Journal of the American Ceramic Society, Vol.101, No.7, 2809-2818, 2018
Process modeling of the low-temperature evolution and yield of polycarbosilanes for ceramic matrix composites
The volatilization of polycarbosilanes is important to the processing and performance of polymer infiltration and pyrolysis-based ceramic matrix composites. Low molecular weight (MW) polycarbosilane is often present in preceramic polymers and enhances viscosity for the purpose of composite infiltration.

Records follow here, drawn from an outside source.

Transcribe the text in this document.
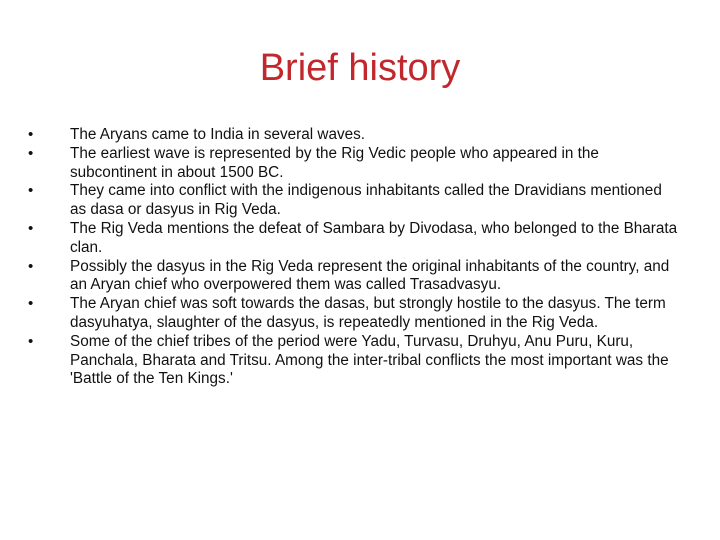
Brief history
•	The Aryans came to India in several waves.
•	The earliest wave is represented by the Rig Vedic people who appeared in the subcontinent in about 1500 BC.
•	They came into conflict with the indigenous inhabitants called the Dravidians mentioned as dasa or dasyus in Rig Veda.
•	The Rig Veda mentions the defeat of Sambara by Divodasa, who belonged to the Bharata clan.
•	Possibly the dasyus in the Rig Veda represent the original inhabitants of the country, and an Aryan chief who overpowered them was called Trasadvasyu.
•	The Aryan chief was soft towards the dasas, but strongly hostile to the dasyus. The term dasyuhatya, slaughter of the dasyus, is repeatedly mentioned in the Rig Veda.
•	Some of the chief tribes of the period were Yadu, Turvasu, Druhyu, Anu Puru, Kuru, Panchala, Bharata and Tritsu. Among the inter-tribal conflicts the most important was the 'Battle of the Ten Kings.'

Due to the volatility of low MW chains, a model was developed to semi-empirically determine the MW distribution and then predict the mass yield and evolution of the MW distribution as a function of temperature and time for StarPCS SMP-10. The enthalpy of vaporization, the temperature dependence of the enthalpy of vaporization, the temperature dependence of the normal boiling point and a representation of the molecular weight distribution were fit using a series of thermogravimetric measurements, involving isothermal holds on a particular batch of SMP-10. Once calibrated for SMP-10 in this fashion, the molecular weight distribution of different batches of SMP-10 could be fit using a thermogravimetric measurement involving a reduced temperature-time series. The model was then predictive of mass loss over time for temperatures below the onset of curing (>90 degrees C). Understanding this volatilization enables improved SiC yield, reduced processing time and minimizing void/bubble formation.